The bill would protect the Cleveland-Lloyd Dinosaur Quarry and land north and south of the San Rafael Swell. The bill also proposes several new wilderness areas near the San Rafael Swell and northeast Emery County, and would grow Goblin Valley State Park by nearly 10,000 acres.
The bill could also transfer nearly 100,000 acres to the Utah School and Institutional Trust Lands Administration, which manages parcels of state-owned lands throughout Utah as part of a trust to support institutions in the state, including public schools.
So what is a public lands bill, and what does it do?
In the U.S., cities, counties, states and the federal government all manage land referred to as public lands. Most public lands in the country are owned by the federal government.
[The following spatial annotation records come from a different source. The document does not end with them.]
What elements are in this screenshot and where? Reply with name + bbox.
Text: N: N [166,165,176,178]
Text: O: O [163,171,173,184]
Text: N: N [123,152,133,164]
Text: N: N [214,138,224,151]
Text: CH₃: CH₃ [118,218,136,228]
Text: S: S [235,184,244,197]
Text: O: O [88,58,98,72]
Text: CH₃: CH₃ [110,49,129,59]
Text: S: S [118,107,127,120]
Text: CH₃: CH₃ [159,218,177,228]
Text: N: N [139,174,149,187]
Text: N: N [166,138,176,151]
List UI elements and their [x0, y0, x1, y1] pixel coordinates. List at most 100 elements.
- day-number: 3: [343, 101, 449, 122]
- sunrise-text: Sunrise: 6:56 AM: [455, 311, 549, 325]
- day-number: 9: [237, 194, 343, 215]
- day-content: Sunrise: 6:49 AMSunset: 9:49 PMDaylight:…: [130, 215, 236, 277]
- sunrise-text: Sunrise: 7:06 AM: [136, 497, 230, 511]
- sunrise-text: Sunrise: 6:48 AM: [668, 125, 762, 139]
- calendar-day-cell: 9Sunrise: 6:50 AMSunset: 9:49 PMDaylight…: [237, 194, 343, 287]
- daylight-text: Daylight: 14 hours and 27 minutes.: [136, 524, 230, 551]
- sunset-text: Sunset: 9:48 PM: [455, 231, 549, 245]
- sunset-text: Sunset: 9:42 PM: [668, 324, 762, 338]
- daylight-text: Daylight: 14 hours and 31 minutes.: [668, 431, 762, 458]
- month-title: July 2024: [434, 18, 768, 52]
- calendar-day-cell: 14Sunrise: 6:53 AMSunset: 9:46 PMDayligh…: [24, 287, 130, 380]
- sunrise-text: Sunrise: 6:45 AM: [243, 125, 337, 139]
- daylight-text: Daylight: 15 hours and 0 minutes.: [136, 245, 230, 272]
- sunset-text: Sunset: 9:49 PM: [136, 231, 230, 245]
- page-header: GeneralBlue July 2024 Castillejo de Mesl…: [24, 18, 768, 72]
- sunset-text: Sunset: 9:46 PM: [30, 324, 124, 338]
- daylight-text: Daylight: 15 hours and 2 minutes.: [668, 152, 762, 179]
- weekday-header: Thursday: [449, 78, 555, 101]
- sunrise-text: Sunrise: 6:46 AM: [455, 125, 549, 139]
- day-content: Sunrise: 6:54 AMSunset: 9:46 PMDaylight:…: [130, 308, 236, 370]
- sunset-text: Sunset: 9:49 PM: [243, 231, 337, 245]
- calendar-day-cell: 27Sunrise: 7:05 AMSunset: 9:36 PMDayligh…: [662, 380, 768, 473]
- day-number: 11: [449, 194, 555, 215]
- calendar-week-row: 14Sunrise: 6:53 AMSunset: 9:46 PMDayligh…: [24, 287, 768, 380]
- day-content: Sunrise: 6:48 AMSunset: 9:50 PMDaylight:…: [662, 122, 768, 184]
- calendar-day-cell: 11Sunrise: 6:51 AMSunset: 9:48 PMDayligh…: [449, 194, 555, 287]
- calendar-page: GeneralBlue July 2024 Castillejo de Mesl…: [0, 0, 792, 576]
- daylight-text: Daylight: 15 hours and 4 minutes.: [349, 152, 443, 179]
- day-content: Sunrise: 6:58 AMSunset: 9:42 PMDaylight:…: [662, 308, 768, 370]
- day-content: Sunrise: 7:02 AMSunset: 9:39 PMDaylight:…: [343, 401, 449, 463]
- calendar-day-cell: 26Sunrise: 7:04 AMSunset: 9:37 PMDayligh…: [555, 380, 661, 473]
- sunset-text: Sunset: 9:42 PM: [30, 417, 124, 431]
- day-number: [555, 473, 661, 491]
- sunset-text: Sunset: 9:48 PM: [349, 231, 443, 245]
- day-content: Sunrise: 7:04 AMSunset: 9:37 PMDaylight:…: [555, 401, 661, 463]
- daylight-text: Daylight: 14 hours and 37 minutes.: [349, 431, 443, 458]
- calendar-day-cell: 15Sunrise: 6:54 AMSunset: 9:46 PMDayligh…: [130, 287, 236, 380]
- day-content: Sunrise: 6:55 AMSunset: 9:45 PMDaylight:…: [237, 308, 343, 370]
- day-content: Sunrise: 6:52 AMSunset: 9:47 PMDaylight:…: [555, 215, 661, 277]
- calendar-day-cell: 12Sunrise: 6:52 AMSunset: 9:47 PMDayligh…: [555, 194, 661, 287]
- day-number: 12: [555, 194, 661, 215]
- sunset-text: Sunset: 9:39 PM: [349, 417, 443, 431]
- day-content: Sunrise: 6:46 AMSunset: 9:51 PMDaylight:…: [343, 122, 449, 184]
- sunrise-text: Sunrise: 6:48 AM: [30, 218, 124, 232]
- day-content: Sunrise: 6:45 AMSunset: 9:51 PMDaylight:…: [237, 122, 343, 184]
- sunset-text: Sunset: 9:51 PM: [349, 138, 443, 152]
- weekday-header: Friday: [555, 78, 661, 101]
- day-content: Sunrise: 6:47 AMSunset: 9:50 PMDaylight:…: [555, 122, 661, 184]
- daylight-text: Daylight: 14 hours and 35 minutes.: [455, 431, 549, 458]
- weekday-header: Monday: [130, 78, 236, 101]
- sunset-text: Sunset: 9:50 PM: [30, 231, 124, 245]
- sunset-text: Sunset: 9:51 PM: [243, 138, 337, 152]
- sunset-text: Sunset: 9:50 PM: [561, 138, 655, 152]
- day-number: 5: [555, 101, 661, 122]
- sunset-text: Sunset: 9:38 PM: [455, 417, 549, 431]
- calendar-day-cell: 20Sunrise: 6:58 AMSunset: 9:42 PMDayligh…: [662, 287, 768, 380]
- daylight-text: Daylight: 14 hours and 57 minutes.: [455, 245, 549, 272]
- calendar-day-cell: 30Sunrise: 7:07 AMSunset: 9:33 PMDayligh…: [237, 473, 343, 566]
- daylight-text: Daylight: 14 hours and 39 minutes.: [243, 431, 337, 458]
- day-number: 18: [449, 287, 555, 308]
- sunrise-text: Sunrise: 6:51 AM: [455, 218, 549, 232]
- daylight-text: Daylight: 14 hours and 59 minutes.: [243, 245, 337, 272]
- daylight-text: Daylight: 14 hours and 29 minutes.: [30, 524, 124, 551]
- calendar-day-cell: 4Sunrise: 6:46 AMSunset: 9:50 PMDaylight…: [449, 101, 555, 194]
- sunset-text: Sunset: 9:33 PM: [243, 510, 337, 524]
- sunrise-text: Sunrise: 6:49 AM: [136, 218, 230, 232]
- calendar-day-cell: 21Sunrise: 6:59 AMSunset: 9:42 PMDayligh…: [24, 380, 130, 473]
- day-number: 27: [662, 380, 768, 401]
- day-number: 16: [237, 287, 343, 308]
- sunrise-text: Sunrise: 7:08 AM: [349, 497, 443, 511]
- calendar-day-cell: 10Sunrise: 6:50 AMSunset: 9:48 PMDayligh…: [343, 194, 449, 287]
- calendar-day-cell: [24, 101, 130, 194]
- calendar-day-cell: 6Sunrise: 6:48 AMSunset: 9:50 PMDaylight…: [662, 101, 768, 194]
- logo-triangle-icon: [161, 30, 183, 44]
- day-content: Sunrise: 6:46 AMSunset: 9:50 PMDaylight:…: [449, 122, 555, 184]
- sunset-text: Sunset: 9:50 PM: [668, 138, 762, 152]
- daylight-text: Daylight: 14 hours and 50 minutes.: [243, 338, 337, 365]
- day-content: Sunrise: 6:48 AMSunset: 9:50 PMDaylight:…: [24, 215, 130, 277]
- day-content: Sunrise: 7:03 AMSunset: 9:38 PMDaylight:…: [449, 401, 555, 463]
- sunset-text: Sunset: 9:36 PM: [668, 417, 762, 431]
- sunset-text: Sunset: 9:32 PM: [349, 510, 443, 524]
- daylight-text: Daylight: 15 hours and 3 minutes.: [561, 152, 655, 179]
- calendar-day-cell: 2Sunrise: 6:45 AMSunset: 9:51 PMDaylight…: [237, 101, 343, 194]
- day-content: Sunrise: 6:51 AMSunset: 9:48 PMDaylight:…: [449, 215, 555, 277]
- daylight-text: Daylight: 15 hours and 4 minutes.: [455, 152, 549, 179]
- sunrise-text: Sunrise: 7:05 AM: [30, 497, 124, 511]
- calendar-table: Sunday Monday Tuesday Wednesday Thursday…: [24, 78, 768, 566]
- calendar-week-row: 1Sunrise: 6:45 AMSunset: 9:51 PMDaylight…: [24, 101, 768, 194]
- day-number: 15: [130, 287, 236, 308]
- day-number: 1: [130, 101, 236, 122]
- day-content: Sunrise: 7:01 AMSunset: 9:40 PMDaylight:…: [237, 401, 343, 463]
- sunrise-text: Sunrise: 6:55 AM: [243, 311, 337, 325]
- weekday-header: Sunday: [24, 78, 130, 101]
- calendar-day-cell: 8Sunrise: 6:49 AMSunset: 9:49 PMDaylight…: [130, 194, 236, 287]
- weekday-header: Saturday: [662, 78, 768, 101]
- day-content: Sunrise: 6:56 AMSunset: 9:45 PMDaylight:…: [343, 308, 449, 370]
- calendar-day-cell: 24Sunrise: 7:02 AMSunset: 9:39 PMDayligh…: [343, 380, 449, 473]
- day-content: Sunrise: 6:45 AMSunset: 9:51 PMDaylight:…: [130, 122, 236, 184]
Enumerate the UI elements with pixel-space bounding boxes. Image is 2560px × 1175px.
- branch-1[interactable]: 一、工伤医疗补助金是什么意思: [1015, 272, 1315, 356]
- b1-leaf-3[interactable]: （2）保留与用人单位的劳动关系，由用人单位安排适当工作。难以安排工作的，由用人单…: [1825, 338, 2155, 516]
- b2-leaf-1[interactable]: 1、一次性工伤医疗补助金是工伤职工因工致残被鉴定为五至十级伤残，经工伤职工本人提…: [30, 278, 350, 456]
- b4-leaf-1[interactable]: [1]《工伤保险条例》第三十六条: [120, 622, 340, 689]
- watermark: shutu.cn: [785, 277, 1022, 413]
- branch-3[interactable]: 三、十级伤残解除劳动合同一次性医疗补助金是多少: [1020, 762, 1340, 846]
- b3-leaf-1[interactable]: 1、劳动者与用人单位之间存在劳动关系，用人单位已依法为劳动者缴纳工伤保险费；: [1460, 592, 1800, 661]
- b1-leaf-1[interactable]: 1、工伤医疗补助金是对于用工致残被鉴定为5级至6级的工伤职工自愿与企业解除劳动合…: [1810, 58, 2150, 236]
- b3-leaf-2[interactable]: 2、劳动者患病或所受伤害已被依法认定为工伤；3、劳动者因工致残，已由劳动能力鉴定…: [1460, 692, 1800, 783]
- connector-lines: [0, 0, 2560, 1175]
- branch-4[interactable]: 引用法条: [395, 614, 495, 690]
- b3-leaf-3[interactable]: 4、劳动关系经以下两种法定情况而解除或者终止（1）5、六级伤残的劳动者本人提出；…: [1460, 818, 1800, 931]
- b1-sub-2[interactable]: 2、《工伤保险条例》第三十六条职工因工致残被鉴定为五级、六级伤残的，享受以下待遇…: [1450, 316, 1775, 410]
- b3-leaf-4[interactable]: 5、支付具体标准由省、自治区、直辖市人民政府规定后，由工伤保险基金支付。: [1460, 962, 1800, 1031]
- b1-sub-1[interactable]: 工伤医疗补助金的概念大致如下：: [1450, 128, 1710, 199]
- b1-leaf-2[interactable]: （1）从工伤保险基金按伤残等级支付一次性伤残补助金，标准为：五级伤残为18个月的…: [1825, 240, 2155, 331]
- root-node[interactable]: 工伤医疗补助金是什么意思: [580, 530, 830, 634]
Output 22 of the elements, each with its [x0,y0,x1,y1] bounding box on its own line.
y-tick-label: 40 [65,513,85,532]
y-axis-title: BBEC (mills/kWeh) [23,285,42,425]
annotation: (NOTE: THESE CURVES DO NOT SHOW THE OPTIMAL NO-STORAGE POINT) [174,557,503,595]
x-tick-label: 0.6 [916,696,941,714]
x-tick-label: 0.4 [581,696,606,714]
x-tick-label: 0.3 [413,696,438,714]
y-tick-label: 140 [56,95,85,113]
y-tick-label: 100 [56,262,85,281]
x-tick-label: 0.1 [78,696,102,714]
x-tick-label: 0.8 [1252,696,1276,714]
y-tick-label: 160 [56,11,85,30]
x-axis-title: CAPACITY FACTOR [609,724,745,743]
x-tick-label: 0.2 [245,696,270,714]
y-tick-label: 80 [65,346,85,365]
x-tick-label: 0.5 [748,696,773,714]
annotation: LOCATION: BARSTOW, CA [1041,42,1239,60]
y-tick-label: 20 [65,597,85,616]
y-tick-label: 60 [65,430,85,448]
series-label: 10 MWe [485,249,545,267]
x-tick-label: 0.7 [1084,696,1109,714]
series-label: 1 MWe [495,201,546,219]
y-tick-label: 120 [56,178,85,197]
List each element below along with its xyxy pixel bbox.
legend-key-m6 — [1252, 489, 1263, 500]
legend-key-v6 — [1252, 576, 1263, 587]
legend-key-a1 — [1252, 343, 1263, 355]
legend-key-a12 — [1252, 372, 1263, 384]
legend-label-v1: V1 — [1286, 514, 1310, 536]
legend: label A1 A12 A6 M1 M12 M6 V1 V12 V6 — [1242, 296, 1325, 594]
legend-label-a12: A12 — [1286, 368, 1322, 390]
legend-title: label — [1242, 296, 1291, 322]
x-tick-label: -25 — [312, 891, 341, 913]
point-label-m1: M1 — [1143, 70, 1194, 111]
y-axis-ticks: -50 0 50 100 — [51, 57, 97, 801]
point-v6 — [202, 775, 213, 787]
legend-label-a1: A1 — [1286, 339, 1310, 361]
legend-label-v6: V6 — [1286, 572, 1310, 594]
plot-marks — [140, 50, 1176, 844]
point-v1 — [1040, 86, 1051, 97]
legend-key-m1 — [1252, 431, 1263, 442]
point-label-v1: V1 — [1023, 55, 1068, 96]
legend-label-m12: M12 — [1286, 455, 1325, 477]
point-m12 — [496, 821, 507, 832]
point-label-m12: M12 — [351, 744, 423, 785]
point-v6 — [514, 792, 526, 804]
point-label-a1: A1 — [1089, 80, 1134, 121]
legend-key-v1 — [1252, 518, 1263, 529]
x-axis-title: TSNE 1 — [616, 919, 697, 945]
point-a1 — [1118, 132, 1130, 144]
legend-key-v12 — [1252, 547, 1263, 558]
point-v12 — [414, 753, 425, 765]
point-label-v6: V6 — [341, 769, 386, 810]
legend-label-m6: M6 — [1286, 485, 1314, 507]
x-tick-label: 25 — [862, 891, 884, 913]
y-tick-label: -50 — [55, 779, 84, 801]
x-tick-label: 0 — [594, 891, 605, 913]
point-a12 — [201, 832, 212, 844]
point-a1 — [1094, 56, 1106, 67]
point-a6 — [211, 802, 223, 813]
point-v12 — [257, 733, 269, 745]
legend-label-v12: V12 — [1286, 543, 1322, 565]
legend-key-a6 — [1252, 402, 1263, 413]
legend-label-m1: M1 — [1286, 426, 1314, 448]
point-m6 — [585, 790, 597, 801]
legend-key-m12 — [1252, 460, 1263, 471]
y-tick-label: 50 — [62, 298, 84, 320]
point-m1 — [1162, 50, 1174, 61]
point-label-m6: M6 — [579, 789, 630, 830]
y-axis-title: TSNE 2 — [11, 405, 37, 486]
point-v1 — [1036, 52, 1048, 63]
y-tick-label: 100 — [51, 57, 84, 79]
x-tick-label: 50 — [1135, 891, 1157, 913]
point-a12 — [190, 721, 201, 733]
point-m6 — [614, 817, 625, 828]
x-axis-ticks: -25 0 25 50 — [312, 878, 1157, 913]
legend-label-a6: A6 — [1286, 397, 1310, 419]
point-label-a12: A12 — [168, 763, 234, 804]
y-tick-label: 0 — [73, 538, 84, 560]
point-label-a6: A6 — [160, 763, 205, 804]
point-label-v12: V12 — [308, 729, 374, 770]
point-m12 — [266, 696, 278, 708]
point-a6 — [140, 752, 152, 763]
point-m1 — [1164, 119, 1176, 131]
In Utah, the federal government owns approximately 64 percent of Utah.
Federally-owned land in the state is managed by agencies like the Bureau of Land Management, the U.S. National Park Service, the Bureau of Reclamation, the Department of Defense, the Department of Energy and others.
In general, Congress must legislate the creation or acquisition of new public lands. In some cases, the president may designate new national monuments without congressional authorization if the monument is on federally-owned land.
Utah has 13 areas designated as national monuments that were created by past presidents, though President Donald Trump recently changed the designations of the Grand Staircase-Escalante National Monument and Bears Ears National Monument.
A public lands bill can designate federal land for specific uses, including national parks, monuments, forests, wildlife refuges, conservation areas, historic sites and more. Utah currently has five national parks and eight national monuments. Here is an explanation of the differences between national monuments and parks.
The new public lands bill in Utah, known as the Emery County Public Land Management Act of 2018, comes after a shakeup last year when President Trump signed an executive order reducing Bears Ears and Grand Staircase-Escalante national monuments.
The bill would redesignate land to create a new national monument, a national conservation area and wilderness acres, but also hand some of the land over to the state’s Utah School and Institutional Trust Lands Administration to use as it sees fit.
“This bill is a win for everybody. It balances the needs of funding for Utah’s schools and conserving some of our nation’s most pristine land and resources,” Rep. John Curtis, R-Uah, said in an emailed statement. “This is truly a local solution championed by the locals closest to the land.”